(In)sécurité linguistique : de quoi parle-t-on?

Gazette
Illustration d'un groupe de personnes en train de parler
Meike Wernicke, une experte en enseignement du français langue seconde (FLS) à l’Université de la Colombie-Britannique (UBC), nous donne un avant-goût de l’exposé sur l’insécurité linguistique qu’elle présente dans le cadre du Mois de la francophonie.
Portrait de la professeure Meike Wernicke de la UBC

« L’insécurité linguistique est une impression, une croyance ou un sentiment à l’effet que la variété de langue qu’on utilise ou la façon dont on parle n’est pas légitime ou valorisée par la société. Les gens évaluent généralement leurs propres pratiques linguistiques en les comparant à une norme perçue comme étant supérieure », explique Meike Wernicke, professeure adjointe au Département d’enseignement de la langue et de l’alphabétisation de l’Université de la Colombie-Britannique. Mme Wernicke dirigera une discussion sur l’insécurité linguistique dans le cadre des célébrations du Mois de la francophonie à l’Université d’Ottawa le 16 mars prochain.

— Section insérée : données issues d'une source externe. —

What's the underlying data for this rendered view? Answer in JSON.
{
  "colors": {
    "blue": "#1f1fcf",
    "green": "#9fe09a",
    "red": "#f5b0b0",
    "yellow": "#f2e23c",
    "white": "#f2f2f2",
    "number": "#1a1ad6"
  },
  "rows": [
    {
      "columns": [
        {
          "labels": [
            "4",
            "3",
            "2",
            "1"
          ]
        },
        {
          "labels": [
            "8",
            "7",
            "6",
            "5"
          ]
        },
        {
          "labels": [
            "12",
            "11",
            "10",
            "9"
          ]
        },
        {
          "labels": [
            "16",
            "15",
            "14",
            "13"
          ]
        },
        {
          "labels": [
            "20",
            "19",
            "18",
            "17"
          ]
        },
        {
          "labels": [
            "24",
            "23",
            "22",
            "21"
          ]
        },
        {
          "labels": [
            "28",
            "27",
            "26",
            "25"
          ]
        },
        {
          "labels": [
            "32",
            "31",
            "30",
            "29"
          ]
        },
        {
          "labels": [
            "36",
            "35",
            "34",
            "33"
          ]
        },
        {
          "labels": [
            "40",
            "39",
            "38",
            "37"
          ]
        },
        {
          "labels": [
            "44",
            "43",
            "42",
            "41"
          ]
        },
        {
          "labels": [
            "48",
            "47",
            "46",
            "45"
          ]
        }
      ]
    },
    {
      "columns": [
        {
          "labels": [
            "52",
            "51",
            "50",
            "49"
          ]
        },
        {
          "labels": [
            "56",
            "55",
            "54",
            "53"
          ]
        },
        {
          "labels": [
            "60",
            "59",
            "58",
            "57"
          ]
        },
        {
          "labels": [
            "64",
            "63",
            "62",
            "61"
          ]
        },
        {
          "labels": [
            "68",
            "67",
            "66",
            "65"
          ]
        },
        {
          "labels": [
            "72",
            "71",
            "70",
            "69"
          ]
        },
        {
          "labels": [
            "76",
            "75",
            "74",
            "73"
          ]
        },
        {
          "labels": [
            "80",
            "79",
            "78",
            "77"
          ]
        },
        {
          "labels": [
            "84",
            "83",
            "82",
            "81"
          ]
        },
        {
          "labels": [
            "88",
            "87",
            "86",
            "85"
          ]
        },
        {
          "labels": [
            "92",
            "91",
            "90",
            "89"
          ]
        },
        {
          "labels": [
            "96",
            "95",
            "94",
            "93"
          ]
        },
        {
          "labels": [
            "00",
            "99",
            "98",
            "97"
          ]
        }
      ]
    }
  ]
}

Selon la professeure, l’insécurité linguistique est parfois perpétuée par une croyance selon laquelle certaines variétés de la langue française utilisées au Canada sont moins prestigieuses ou moins légitimes que le français parisien ou encore, celui qu’on peut entendre sur les ondes de Radio-Canada. Elle est renforcée davantage par la surveillance et les corrections constantes de la part de ceux qui se considèrent comme les gardiens de la langue française.

La recherche démontre que le système d’éducation au Canada tend à privilégier une approche eurocentrique du français, ce qui se traduit notamment par une tendance du corps enseignant à favoriser, pour les locuteurs natifs, l’adoption d’une norme idéalisée.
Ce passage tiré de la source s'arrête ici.